The film is based on Hadjithoman’s real cassette tapes and notebooks that she recorded and written herself during the civil war, as a way to communicate with her friend in the 80’s who had to flee the country to immigrate to Paris.
“We made a promise to write everyday to each other, and we actually kept that promise,” Hadjithoman told The961 in an exclusive interview.
From the year 1982 to the year 1988, Hadjithoman and her closest friends stayed in touch. They started writing to each other when they were only 13 years old, and went on to stay in contact by utilising cassette tapes and notebooks till they were 18 years of age.
“We shared our daily lives with a lot of details, but after so many years we lost contact,” the Lebanese director said.

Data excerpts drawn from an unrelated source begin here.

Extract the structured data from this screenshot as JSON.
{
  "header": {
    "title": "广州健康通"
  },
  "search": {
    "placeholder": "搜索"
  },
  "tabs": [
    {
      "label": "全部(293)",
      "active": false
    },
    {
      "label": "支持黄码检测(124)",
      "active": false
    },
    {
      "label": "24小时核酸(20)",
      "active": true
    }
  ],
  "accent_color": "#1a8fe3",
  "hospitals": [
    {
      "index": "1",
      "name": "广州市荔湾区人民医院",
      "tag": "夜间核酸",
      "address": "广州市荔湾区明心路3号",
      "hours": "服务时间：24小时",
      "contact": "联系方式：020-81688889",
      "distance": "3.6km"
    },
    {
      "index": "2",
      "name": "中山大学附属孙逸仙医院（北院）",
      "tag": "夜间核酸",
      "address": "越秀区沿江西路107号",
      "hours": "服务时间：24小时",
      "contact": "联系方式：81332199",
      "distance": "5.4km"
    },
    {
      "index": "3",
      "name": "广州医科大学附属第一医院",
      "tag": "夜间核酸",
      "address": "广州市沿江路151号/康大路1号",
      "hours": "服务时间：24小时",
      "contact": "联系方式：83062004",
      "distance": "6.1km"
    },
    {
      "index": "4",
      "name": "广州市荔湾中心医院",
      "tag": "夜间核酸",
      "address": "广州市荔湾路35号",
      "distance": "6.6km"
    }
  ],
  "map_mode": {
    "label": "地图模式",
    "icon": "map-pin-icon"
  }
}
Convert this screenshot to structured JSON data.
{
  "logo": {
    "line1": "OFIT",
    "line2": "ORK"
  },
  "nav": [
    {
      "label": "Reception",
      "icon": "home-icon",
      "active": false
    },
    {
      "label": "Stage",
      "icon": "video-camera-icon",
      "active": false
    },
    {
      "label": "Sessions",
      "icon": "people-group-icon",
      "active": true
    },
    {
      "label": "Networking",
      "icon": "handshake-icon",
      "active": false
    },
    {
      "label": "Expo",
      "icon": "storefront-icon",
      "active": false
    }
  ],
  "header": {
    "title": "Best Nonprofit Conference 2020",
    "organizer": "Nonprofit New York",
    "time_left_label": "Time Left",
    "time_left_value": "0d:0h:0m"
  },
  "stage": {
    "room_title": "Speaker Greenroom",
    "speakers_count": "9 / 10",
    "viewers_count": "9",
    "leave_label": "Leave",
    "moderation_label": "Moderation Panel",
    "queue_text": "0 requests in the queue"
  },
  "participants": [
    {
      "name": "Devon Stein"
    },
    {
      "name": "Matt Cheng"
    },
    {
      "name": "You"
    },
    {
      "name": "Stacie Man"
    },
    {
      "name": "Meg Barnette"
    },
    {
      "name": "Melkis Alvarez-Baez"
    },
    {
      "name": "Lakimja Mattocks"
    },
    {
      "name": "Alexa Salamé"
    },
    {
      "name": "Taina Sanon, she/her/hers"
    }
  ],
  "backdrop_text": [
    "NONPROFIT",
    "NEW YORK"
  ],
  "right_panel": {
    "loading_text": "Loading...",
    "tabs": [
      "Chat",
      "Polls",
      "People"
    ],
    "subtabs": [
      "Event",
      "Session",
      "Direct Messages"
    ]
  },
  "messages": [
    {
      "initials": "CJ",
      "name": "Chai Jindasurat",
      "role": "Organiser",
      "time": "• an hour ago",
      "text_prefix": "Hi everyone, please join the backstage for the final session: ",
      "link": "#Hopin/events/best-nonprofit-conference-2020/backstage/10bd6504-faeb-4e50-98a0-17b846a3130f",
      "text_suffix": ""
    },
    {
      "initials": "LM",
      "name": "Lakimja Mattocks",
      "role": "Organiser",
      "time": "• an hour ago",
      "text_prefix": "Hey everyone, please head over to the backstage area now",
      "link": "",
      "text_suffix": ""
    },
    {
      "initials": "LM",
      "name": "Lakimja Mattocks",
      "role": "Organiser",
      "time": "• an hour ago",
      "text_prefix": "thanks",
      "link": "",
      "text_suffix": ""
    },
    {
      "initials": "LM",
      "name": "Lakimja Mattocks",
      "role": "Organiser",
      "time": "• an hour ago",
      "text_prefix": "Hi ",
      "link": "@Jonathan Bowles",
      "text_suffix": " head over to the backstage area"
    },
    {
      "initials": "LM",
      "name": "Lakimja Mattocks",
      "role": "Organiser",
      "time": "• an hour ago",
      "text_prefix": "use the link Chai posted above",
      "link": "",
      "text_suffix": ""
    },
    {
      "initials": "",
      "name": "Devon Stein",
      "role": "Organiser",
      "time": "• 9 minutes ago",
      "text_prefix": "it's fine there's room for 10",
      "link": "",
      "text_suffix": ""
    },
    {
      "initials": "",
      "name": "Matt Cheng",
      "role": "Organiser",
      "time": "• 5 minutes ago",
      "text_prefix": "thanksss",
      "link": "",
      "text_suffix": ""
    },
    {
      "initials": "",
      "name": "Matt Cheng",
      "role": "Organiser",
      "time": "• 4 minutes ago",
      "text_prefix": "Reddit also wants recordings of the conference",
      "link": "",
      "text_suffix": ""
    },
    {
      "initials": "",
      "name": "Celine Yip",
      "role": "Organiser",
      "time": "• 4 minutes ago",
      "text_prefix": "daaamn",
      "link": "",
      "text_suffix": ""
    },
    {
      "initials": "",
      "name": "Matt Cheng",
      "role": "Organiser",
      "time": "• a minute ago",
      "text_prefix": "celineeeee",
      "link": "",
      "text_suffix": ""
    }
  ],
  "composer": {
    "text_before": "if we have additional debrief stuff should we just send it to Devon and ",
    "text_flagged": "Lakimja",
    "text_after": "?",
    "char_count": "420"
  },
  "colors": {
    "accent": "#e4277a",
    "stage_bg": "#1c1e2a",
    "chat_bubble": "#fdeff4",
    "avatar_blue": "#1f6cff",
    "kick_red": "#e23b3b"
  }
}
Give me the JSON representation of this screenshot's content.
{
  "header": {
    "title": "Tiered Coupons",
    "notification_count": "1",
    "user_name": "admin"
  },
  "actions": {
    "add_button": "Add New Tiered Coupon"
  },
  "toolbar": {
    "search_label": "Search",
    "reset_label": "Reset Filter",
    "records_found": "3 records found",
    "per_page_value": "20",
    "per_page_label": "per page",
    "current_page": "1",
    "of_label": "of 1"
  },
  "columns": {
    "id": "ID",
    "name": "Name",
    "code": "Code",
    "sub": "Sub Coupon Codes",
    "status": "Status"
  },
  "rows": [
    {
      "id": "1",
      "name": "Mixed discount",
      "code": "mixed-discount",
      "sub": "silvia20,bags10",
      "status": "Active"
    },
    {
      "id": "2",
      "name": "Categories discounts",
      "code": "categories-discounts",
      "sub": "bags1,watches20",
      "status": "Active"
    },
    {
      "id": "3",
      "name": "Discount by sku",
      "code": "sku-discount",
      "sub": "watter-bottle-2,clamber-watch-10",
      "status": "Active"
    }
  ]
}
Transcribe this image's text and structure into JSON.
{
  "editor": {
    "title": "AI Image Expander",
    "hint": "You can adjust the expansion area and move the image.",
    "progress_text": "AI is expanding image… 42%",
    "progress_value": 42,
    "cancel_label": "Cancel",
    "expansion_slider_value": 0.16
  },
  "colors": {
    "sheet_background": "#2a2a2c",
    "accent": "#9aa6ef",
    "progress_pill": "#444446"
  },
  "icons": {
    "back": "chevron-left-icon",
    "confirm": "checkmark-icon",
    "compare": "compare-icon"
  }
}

However, there is a happy ending to the long-lost friendship. Hadjithoman eventually met together with her friend years after losing contact and exchanged all the cassette tapes and notebooks.
“It was very strange to look back at the cassette tapes and notebooks. My daughter wanted to read them when she was the same age as me when I started writing, and that’s how Khalil and I got the idea of the film,” the director said.
Memory Box was a long process, according to Hadjithoman. The shooting took place in 2019 in two different countries, Canada and Lebanon.
The film is more than just an art piece. It represents a personal sentiment to Hadjithomas and Joreige, as Joreige also used his personal photography to add a stunning cinematic element to Memory Box.
Yet, Hadjithomas would not describe the film as a documentary. “It’s a fictional story that’s accessible and emotional to different generations.”
“If you read those notebooks that I wrote, you wouldn’t really understand what was actually happening outside. I was five when the civil war started and it lasted 15 years,” she said.
“The notebooks represented our daily life during the civil war, the way we wanted to live, love, go out, and the fights that happened with our parents… It came out of an impulse for life,” Hadjithomas added.
When asked about how the director’s journey with film and cinema began, Hadjithomas noted that she and Joreige did not actually study film, but they found it as a necessary mean to let out built in rage after the Lebanese civil war came to an end.
“We couldn’t accept some things, and we had a lot of questions,” she told us. “Film came to us in a very organic way, without any strategy.”
“We didn’t know what we were doing at first, but we did it in a politically engaged manner combined with a real will to bring about change or to contribute in a symbolic way,” the director added.
Memory Box will be first released in cinemas, and then it will be available on streaming websites while the Berlin International Film Festival will begin on the first day of March.